I love my dentist. My mother was terrified of dentists and she usually had to be dragged to the dentist in pain and be knocked out in order to survive the trip. I love all dentists because, for the most part, a dentist can't kill you accidentally. They have to try. As far as doctors go, I tell people four words: Andy Warhol. Routine appendectomy.
My current dentist reminds me of George Takei, for his sense of humor as well as his looks. George Takei's witty posts on Facebook are now legendary and my dentist keeps me laughing as well. Even when I am sitting in the chair with him working on my teeth.
I recently gave him and his assistant a bunch of my postcards with my artwork, photography, and my poetry on them. While I was waiting for the novocaine to kick in, he started looking at my Surrealistic drawings trying to find recognizable shapes and faces in them, and reading my poetry, Then he started "riffing" himself, coming up with dental-inspired lines I could use in my poetry. This is exactly what Helena Lewis describes in the book Dada Turns Red, which I often reference, and what I am trying to do with my poetry every single day of my life.
The Surrealists, she writes, held the "belief that talent is irrelevant and that everyone has creative potential in their unconscious" (173). I don't want anyone to see that writing is something mysterious that only some people have a talent for. I think that my dentist is very creative, whether he has been encouraged to express that or not.
I have also regaled him with stories of previous dentists, including a discount dentist that I went to in the Quad Cities about 25 years ago. He wore a Hawaiian shirt and sang very loudly to his muzak. "I just called/to say/I love YOOOUUU." When he came at me to pull my back tooth with a giant pair of what looked to be pliers, I remember thinking, "Is that axle grease on those pliers?" He also -- and as Dave Barry would say, we are not making this up -- he put his foot on the chair for leverage to yank out my tooth. Later, the chair became my face as I told the story. That part I made up.
Needless to say, it was a while before I ever went back to the dentist. But that could also be because you almost never used to get dental insurance unless you had a pretty good job, which I rarely did. At least not the kind of job that provided me with ANY kind of insurance at all.

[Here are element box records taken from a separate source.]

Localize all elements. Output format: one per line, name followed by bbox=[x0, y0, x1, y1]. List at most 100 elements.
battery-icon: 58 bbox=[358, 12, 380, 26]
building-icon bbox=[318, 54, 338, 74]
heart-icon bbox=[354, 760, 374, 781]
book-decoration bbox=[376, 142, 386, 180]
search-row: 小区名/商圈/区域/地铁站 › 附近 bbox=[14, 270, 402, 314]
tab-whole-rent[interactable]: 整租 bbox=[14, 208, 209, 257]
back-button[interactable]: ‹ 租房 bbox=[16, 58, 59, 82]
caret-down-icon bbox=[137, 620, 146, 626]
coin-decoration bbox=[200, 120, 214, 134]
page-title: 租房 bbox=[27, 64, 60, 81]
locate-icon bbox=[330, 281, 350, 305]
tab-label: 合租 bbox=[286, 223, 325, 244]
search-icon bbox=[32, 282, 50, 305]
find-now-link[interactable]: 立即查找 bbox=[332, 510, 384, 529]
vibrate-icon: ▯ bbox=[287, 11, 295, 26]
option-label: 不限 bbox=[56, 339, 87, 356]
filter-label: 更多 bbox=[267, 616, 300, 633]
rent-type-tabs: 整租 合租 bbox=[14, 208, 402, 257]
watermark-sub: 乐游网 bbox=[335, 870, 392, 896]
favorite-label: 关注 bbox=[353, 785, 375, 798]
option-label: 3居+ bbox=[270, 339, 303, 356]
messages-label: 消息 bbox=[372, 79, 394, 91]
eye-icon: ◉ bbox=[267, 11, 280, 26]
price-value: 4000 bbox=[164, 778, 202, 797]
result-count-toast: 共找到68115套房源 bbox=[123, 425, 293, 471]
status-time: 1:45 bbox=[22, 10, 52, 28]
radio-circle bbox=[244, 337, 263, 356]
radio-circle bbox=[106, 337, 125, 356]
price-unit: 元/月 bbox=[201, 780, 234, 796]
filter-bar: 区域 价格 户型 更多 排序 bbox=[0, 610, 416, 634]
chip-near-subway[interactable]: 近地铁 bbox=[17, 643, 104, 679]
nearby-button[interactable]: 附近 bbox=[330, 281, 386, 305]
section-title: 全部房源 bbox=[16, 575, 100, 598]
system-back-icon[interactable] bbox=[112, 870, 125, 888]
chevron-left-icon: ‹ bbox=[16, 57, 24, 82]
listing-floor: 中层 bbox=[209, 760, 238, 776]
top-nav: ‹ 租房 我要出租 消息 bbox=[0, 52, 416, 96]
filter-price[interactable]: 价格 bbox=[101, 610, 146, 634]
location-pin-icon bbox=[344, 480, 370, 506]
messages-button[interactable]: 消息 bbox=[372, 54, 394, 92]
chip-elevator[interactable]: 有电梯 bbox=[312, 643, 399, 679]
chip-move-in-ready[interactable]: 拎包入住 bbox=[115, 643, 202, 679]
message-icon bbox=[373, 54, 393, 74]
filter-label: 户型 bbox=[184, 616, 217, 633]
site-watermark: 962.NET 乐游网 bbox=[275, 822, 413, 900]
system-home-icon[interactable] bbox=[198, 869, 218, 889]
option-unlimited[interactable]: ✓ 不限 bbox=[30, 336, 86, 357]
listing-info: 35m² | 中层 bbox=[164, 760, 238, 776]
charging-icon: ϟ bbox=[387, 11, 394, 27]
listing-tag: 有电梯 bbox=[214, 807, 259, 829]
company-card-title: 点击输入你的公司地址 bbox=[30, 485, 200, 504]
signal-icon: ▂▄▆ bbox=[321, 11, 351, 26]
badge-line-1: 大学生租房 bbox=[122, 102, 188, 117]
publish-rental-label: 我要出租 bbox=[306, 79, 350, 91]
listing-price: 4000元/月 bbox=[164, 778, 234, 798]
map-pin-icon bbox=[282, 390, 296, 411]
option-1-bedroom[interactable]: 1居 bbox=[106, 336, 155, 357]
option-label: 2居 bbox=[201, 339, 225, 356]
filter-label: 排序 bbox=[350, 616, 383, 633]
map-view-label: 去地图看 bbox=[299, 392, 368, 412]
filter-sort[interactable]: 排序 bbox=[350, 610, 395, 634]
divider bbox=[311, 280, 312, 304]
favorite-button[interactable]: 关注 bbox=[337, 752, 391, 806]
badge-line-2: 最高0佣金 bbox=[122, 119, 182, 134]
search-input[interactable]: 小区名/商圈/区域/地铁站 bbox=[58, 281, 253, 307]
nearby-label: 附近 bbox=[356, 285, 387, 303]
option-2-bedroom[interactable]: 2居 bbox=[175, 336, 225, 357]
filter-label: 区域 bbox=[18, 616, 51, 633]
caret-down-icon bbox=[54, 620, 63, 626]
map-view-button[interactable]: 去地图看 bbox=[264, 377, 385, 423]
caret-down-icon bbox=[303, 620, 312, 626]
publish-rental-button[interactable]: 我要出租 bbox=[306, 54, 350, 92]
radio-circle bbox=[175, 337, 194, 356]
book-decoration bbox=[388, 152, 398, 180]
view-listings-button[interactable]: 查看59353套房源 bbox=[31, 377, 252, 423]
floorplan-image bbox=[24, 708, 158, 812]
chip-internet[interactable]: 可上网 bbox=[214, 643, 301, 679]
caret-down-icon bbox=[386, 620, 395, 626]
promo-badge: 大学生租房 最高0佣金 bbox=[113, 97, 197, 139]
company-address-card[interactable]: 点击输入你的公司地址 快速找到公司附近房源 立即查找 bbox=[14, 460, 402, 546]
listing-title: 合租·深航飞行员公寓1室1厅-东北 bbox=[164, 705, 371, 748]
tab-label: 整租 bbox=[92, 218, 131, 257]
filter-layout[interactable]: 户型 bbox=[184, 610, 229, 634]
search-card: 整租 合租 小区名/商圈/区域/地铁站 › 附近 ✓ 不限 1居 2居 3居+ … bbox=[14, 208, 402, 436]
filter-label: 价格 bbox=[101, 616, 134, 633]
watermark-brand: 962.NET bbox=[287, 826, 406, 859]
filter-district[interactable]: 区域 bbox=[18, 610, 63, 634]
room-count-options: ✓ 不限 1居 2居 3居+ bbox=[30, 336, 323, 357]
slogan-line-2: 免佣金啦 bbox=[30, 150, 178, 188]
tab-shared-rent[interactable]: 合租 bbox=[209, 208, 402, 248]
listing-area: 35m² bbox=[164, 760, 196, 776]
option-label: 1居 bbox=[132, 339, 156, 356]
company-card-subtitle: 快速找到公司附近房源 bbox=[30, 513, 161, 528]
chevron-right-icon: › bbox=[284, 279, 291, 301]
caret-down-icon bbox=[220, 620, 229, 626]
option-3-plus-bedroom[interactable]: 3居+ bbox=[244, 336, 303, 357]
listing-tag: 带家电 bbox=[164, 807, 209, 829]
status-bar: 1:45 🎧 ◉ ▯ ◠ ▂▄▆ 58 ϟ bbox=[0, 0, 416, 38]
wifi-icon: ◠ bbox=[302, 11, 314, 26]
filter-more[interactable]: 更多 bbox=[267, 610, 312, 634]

I still think insurance is a poor reason to work a job that you don't really want to work. I will carry that to my grave with me, bad teeth and all.
I had another dentist, which I haven't talked about with my current dentist (let's call him Dr. Sulu, after George Takei's character on Star Trek), but whom I think about every time I sit in THE CHAIR (again, with props to my mom). This dentist was chosen because his office was not even a block from my apartment in Minneapolis. He was 70 if he was a day. And although it might be perfectly innocent dentist banter, he would often talk about my tongue. "You have a good strong tongue there," and "tongue wants to see what is going on." It was creepy. And frankly, none of my other dentists have ever talked that way.
After that, I would just go to the free clinic to get my teeth pulled. (Until the dreaded Obamacare, which fascistically provided me with both medical and dental insurance. How dare he!)
I had another dentist in Minneapolis who was really nice to me, didn't rag me about the condition of my teeth, and fixed them up before I left town, although there are visible seems where the fillings are. Dr. Sulu will need to repair those, hopefully.
Dr. Sulu has been quite interested in what I do, the readings that I go to in Chicago, the open mic that I hold at the laundromat, about my thesis topic, etc. I hope that in some small way I have inspired him, made him smile, with both my stories/tales and with my poetry and art work, just as he has contributed to my life by giving me back my smile.